The protein Akt, also known as Protein Kinase B, regulates fundamental processes like cell growth, proliferation, and metabolism. When the Akt signaling pathway is dysregulated, it can contribute to the development of diseases, including cancer and metabolic disorders. Like all proteins, Akt possesses a distinct molecular size and weight. Understanding these properties allows for its identification and characterization in biological research.
How Protein Size is Measured
Proteins are large molecules constructed from building blocks called amino acids. A protein’s size is described by its molecular weight, representing the combined mass of all atoms in the molecule. The standard unit is the Dalton (Da), but because proteins are large, their mass is expressed in kilodaltons (kDa), where one kilodalton equals 1,000 Daltons.
A protein’s molecular weight is directly related to the number of amino acids it contains. On average, a single amino acid has a molecular weight of approximately 110 Daltons. This allows for an estimation of a protein’s size from its amino acid count; for example, a protein with 500 amino acids has an approximate molecular weight of 55 kDa.
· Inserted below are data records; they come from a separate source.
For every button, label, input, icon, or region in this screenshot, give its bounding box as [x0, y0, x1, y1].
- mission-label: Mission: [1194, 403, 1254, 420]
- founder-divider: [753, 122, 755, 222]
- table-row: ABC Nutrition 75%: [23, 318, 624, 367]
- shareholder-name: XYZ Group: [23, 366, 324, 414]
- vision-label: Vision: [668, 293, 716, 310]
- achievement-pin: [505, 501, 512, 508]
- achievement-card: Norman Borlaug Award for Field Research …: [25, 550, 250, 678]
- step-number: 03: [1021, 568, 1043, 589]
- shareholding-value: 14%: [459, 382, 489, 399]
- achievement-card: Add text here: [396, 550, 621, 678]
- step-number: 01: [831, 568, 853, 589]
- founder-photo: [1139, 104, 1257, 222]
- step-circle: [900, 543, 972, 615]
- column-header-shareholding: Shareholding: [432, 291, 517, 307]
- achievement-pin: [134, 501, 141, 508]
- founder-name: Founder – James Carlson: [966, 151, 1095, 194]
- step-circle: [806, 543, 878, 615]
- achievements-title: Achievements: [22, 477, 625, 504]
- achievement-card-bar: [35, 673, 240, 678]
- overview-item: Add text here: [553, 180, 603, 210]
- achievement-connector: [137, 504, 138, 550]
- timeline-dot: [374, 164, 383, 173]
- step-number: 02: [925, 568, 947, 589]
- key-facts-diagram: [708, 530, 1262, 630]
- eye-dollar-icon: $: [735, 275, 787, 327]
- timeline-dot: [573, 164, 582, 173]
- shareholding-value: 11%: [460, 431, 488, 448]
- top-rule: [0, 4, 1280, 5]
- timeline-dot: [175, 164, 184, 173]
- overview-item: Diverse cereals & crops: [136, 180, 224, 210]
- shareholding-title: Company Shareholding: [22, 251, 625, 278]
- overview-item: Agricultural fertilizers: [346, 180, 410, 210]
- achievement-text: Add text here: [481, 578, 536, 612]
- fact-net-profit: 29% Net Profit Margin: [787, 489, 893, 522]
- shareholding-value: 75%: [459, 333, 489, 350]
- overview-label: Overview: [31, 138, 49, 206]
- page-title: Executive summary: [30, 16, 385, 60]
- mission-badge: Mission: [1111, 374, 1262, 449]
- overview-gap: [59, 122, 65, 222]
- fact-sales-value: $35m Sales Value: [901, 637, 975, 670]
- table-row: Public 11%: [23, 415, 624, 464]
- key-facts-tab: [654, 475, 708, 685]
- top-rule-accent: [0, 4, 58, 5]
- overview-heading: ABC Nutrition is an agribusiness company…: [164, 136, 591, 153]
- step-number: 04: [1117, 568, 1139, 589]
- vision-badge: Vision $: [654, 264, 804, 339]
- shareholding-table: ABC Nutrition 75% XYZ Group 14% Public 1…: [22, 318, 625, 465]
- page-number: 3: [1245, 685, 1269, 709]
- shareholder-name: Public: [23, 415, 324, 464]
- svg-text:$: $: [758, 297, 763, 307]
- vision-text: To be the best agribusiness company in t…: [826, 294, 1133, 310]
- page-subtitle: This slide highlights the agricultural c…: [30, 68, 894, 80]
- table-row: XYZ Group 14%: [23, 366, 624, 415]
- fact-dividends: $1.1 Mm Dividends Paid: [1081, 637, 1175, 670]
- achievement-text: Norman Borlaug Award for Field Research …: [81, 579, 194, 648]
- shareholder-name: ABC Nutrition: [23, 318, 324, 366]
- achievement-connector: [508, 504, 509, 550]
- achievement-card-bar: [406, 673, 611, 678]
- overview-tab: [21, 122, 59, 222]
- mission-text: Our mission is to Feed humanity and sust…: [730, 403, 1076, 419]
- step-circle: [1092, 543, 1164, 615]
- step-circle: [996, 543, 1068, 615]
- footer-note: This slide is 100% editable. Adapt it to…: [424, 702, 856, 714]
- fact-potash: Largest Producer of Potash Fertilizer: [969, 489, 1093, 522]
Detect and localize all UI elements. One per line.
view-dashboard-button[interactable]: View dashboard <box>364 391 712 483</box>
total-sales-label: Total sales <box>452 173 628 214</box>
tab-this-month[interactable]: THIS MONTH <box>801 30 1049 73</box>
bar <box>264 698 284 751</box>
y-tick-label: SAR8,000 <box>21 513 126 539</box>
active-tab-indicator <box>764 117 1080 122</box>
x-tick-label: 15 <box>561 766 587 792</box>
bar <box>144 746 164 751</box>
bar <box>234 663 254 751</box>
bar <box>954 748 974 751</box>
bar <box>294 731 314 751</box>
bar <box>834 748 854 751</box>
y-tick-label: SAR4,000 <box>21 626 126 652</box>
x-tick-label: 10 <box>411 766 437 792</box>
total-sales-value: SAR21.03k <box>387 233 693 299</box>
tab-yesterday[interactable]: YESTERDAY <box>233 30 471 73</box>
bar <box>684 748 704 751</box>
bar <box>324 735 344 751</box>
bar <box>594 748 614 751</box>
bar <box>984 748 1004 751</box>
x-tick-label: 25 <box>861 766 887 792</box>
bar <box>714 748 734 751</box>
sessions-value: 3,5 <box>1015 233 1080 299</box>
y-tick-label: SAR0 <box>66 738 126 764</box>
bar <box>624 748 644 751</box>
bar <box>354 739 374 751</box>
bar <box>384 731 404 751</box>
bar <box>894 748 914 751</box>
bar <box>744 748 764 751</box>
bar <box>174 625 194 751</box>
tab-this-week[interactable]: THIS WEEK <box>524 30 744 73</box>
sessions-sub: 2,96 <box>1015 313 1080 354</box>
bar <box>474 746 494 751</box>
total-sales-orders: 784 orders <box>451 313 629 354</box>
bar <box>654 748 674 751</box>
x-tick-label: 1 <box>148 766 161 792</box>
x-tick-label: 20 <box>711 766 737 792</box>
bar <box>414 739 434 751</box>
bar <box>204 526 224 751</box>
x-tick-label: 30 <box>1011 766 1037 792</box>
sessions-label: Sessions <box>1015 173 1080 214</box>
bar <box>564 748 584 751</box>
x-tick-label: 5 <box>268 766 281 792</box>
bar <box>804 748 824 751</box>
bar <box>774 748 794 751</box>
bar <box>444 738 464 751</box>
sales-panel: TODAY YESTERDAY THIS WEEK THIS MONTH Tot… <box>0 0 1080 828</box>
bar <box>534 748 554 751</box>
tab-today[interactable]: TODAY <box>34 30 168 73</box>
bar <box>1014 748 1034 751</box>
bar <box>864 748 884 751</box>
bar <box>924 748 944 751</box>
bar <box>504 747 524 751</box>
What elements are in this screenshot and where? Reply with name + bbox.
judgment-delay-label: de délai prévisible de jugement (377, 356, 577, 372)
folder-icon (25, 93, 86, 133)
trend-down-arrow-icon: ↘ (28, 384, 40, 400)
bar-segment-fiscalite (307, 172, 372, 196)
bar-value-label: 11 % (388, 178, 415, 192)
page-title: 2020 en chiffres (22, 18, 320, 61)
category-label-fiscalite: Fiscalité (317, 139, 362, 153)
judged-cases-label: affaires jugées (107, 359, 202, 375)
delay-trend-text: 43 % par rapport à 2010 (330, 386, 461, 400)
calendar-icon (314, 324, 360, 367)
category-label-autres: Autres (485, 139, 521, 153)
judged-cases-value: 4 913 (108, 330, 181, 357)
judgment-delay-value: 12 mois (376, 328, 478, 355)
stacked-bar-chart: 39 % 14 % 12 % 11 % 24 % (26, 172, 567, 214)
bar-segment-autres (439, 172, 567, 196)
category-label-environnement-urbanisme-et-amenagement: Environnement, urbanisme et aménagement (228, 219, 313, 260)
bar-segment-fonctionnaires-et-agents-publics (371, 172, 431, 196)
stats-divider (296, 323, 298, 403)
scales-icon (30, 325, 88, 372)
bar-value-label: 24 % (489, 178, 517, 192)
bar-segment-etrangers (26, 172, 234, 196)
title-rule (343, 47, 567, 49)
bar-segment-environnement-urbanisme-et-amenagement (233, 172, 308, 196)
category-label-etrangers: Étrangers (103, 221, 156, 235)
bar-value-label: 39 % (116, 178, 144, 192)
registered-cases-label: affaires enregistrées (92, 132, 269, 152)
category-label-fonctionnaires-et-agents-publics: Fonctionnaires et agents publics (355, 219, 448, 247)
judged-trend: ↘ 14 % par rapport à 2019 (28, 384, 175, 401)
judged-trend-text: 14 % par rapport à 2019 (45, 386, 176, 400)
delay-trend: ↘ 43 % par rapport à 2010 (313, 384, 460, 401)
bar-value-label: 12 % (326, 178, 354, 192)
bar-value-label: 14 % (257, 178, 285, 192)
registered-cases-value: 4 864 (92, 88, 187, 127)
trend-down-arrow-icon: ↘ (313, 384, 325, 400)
Dimensions of Akt Protein Isoforms
In humans, Akt exists as a family of three distinct proteins known as isoforms: Akt1, Akt2, and Akt3. These isoforms share a high degree of similarity but are encoded by different genes. This genetic distinction results in slight variations in their amino acid sequences, which leads to small differences in their molecular weight.
The calculated molecular weight for human Akt1 is approximately 56 kDa (480 amino acids), while Akt2 is very similar at 56.1 kDa (481 amino acids). The Akt3 isoform has a calculated weight of around 55.8 kDa (479 amino acids). However, it often appears larger in experiments, in the 59-62 kDa range.
Practical Importance of Akt’s Size
The molecular weight of each Akt isoform is important in biomedical research. It serves as a primary identifier in the Western blot, a common technique that separates proteins based on size. An electrical current pulls proteins through a gel matrix, and by comparing the protein bands to a molecular weight ladder, researchers can identify the Akt isoforms, which appear around the 56-62 kDa mark.
The apparent size of Akt can also indicate its activity state. A post-translational modification called phosphorylation activates Akt by adding phosphate groups. This addition increases the protein’s mass, causing it to appear as a slightly heavier band (around 60 kDa) on a Western blot. This size shift is a valuable indicator for scientists studying cellular signaling.